Un endroit partout
Chorégraphie : Nach
Un endroit partout est la nouvelle création de Nach, figure féminine de la danse contemporaine qui s’est affirmée après sa première pièce collective, Elles disent.
Elle se présente à la Biennale de la Danse de Lyon pour se livrer dans une conférence dansée. Le récit incisif qui reparcourt son histoire personnelle se croise avec les différentes étapes de sa carrière d’artiste chorégraphique. Ses habiletés corporelles se dévoilent à travers une danse qui incarne les tensions, les aspirations et les réflexions qui ont marqué sa vie personnelle. Certes, le krump, ce style de danse urbaine né dans les quartiers périphériques de New York, qu’elle s’est appropriée au début de sa carrière, lui a donné les éléments pour forger son propre langage chorégraphique. Elle a appris ses codes et surtout le krump l’a aidée à développer sa force mentale et la puissance de son corps.
Dans Un endroit partout, Nach met l’accent sur ses origines, quand adolescente elle vivait dans la Cité des étoiles à Bobigny. Les lignes architecturales des grands immeubles lui suggéraient une symbiose avec les lignes de son corps. A ce sujet, d’une part elle fait référence au peintre Wassily Kandinsky et d’autre part à William Forsythe.
Pour débuter la pièce elle choisit une musique classique qu’elle interprète avec des mouvements empruntés au krump, si riches de tensions proches de celles délivrées par le jeu de l’extrait musical au violon.
Puis, les notes classiques sont suivies par une musique aux rythmes blues and jazzy lui donnant la possibilité d’effectuer une vraie transition et d’entrer dans la profondeur de son récit personnel.
C’est justement la Cité des Etoiles qui l’a inspirée, elle comprend en fait qu’« il faut transformer les hostilités en esprit créatif ». Mais quand elle retourne sur ce lieu à la fin de 2019, le bâtiment 12 où elle vivait n’existe plus, mais son corps et sa sensibilité vibrent, puisant dans une mémoire vivante.
Ainsi, elle continue sa recherche personnelle et interroge la notion d’érotisme lors d’une de ses premières pièces au CND trouvant une réponse dans le livre d’Audre Lorde, Sister outsider (1970), où l’écrivaine afro-américaine en souligne les composantes emplies de force vitale et de puissance créative.
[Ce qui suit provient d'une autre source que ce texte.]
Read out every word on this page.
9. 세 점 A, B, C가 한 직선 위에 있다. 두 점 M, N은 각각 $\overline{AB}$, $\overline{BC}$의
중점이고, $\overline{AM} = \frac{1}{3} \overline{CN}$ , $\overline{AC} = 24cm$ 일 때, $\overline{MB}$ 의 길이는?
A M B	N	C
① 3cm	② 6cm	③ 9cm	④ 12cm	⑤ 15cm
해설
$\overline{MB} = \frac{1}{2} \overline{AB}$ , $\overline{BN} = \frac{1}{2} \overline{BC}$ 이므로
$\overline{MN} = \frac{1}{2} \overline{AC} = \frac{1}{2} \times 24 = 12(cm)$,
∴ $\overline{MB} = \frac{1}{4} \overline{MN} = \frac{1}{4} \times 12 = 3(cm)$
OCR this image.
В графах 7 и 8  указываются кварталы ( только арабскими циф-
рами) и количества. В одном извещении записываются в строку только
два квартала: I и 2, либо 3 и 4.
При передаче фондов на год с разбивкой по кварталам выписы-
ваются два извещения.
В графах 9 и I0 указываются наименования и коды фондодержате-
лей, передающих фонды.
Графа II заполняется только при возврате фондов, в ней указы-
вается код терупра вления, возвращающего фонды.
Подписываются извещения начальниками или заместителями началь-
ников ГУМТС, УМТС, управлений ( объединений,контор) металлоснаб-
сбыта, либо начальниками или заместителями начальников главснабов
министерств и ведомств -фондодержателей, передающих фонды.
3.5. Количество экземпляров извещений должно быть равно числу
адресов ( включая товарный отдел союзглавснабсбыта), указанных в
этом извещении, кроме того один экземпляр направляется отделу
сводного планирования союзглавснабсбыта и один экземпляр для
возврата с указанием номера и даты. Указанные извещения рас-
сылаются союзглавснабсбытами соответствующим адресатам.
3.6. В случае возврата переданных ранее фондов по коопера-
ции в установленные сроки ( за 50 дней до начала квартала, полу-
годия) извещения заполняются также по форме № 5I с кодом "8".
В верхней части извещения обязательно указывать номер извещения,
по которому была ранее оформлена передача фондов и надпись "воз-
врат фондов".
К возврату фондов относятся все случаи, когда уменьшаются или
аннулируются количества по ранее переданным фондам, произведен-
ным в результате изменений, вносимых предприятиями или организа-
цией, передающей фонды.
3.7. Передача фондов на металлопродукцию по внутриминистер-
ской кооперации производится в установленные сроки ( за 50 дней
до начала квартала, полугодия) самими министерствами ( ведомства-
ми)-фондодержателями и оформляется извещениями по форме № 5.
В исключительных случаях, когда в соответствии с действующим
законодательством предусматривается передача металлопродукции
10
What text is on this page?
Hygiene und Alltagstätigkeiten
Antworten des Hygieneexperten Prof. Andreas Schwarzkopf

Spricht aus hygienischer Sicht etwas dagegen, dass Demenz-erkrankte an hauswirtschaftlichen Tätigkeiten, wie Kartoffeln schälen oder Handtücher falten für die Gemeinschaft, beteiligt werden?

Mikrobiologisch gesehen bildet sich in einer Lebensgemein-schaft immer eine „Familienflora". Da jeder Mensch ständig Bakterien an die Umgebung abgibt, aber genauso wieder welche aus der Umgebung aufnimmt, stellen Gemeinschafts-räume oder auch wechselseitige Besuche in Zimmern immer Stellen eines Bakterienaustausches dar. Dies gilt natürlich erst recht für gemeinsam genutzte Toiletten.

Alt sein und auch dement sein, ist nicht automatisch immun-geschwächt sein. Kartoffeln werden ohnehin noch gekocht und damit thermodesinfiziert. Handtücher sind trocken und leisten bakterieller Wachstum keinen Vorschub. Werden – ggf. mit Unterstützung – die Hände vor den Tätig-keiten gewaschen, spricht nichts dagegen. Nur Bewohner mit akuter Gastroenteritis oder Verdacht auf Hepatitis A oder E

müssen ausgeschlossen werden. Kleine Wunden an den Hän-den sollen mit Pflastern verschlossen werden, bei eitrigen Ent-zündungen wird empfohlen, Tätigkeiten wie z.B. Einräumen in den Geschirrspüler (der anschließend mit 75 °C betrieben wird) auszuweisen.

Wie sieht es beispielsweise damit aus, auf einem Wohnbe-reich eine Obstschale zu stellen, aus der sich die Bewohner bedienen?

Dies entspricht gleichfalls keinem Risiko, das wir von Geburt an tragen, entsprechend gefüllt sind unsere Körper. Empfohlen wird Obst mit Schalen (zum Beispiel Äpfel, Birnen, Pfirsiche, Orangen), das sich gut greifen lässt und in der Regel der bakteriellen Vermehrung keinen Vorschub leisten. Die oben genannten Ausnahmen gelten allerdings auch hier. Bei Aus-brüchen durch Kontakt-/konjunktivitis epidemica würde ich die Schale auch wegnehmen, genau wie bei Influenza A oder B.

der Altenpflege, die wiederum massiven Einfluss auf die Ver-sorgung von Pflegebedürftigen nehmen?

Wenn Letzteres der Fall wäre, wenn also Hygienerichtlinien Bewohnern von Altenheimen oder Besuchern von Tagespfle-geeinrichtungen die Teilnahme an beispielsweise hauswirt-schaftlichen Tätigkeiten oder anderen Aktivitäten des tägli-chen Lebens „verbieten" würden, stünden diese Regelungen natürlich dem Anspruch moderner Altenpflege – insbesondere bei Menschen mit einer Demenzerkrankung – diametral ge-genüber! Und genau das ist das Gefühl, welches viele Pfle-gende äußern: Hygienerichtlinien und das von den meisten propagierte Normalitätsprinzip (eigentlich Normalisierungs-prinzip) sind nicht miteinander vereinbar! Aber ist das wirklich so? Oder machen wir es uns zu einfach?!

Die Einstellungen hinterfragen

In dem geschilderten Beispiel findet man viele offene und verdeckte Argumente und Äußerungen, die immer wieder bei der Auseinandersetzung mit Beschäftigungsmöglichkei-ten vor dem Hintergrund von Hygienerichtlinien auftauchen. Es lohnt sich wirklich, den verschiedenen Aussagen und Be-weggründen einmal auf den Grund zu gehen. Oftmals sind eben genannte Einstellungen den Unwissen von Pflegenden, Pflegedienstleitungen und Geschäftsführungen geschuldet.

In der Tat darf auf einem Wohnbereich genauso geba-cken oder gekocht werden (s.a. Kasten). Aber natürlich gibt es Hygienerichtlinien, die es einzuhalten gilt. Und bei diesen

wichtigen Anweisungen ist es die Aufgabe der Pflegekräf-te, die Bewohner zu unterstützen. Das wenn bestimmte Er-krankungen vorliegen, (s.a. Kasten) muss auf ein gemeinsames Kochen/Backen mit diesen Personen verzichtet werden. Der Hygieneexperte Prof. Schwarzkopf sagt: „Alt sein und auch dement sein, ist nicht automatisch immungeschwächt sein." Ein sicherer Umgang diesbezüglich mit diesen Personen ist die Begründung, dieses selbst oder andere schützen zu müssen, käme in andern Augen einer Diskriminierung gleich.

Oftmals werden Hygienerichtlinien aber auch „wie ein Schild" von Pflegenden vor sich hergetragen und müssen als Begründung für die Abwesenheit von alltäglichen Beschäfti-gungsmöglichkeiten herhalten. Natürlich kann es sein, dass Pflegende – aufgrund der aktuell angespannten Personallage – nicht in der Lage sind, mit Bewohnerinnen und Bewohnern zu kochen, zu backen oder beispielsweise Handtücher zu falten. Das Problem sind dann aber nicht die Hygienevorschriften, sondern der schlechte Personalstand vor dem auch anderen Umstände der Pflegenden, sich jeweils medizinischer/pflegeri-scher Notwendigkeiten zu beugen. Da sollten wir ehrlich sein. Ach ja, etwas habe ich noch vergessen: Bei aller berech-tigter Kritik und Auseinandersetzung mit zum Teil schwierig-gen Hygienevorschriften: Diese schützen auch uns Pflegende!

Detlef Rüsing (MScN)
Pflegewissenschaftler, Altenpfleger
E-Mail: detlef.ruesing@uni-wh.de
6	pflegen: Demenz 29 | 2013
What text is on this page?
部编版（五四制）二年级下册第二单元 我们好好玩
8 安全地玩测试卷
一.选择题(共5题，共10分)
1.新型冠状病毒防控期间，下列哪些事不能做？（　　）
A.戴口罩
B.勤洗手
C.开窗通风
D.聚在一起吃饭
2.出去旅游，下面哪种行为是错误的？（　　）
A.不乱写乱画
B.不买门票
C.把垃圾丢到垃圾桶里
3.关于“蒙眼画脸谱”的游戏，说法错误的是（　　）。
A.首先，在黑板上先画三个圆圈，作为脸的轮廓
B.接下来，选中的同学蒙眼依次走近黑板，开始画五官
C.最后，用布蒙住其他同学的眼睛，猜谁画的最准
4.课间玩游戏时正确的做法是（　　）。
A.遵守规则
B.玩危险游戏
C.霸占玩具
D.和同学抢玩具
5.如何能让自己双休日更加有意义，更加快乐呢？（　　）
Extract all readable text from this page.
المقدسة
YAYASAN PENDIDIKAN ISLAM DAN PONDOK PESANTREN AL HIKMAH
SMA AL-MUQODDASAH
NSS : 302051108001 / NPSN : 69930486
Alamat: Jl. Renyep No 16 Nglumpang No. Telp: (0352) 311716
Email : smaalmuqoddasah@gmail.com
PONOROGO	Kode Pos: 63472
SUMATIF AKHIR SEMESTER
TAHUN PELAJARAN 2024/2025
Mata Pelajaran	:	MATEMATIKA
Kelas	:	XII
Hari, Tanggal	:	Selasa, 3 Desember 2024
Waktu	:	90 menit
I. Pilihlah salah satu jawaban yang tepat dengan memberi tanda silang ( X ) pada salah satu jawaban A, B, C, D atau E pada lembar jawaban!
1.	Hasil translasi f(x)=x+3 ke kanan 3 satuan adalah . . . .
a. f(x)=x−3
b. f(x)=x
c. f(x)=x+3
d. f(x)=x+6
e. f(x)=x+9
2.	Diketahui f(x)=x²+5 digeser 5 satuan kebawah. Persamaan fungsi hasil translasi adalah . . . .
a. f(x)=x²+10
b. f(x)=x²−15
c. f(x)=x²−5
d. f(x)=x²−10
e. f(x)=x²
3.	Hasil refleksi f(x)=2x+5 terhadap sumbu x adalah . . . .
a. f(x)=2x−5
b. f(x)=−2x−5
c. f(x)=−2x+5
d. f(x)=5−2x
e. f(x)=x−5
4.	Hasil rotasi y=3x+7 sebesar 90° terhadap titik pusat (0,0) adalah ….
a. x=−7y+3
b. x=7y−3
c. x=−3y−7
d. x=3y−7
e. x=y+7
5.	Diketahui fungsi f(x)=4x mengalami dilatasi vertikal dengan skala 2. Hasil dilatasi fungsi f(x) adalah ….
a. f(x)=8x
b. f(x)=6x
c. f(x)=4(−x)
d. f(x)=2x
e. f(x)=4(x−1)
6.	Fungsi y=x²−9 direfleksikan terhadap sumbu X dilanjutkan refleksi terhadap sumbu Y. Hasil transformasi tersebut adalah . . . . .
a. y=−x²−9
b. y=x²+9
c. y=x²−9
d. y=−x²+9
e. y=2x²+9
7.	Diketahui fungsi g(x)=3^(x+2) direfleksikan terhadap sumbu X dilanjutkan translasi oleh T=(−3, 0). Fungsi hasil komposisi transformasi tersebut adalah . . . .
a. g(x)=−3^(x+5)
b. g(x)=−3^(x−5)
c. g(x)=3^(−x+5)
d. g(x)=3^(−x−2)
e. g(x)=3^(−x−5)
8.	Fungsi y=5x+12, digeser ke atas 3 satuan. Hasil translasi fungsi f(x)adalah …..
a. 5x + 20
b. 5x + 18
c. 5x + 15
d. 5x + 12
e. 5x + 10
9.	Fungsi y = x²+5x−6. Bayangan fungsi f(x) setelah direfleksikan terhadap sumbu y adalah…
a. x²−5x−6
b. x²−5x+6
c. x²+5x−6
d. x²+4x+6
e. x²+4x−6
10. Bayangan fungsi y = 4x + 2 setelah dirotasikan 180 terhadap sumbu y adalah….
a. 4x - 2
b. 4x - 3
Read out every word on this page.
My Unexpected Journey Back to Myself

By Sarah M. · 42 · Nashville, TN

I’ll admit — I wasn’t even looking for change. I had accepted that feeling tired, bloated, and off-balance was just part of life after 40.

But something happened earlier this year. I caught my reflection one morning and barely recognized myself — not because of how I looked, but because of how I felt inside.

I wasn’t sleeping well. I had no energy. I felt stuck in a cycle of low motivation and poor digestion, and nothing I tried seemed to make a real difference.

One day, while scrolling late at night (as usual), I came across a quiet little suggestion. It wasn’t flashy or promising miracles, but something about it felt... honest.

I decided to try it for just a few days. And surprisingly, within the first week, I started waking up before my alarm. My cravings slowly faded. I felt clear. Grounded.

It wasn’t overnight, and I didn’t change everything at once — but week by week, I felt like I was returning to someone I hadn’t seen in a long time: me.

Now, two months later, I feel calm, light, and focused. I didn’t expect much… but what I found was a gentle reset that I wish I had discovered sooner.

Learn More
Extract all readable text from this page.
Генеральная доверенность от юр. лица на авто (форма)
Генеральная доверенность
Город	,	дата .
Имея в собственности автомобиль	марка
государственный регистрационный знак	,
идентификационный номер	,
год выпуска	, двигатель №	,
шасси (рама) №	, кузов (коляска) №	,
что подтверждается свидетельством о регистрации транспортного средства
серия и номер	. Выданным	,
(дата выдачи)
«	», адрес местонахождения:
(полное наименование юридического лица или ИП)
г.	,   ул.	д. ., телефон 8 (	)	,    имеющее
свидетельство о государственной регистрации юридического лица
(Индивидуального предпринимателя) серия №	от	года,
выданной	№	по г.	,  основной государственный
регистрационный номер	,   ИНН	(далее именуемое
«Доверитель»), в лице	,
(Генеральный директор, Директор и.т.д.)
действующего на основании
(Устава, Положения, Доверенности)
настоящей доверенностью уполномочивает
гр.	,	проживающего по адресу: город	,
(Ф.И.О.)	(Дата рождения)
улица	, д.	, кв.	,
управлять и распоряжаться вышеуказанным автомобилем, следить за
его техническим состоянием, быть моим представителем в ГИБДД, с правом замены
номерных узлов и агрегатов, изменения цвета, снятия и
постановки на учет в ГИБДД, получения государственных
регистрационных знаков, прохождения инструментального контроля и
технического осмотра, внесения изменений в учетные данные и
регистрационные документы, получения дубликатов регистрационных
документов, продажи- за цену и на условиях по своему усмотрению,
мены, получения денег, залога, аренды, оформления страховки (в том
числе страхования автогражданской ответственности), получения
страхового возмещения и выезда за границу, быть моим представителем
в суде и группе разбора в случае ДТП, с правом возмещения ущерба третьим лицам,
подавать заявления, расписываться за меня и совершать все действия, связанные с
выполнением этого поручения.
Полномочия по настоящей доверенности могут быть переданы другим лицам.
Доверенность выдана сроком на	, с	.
Le récit s’enrichit de l’expérience du voyage au Japon où Nach rencontre le butō, surtout elle est capturée par la philosophie qui l’anime, une philosophie de « suspension » ouvrant à la danseuse les dimensions des corps transformés, sensuels, ainsi qu’une vision de la mort différente de celle de notre culture occidentale.
Nach aime les prises de risque et ne s’arrête pas dans sa recherche personnelle, en se tournant aussi vers le flamenco. Mais le désir d’être une bête de scène l’anime et c’est le message qu’elle livre dans le final de cette conférence dansée. Ses modèles sont Nina Hagen dont elle utilise une vidéo sur le plateau ou l’esprit du festival Woodstock des années soixante-dix. Son corps signifiant, porteur de messages politiques, est plus que jamais symbole d’«éloquence de hurlements ».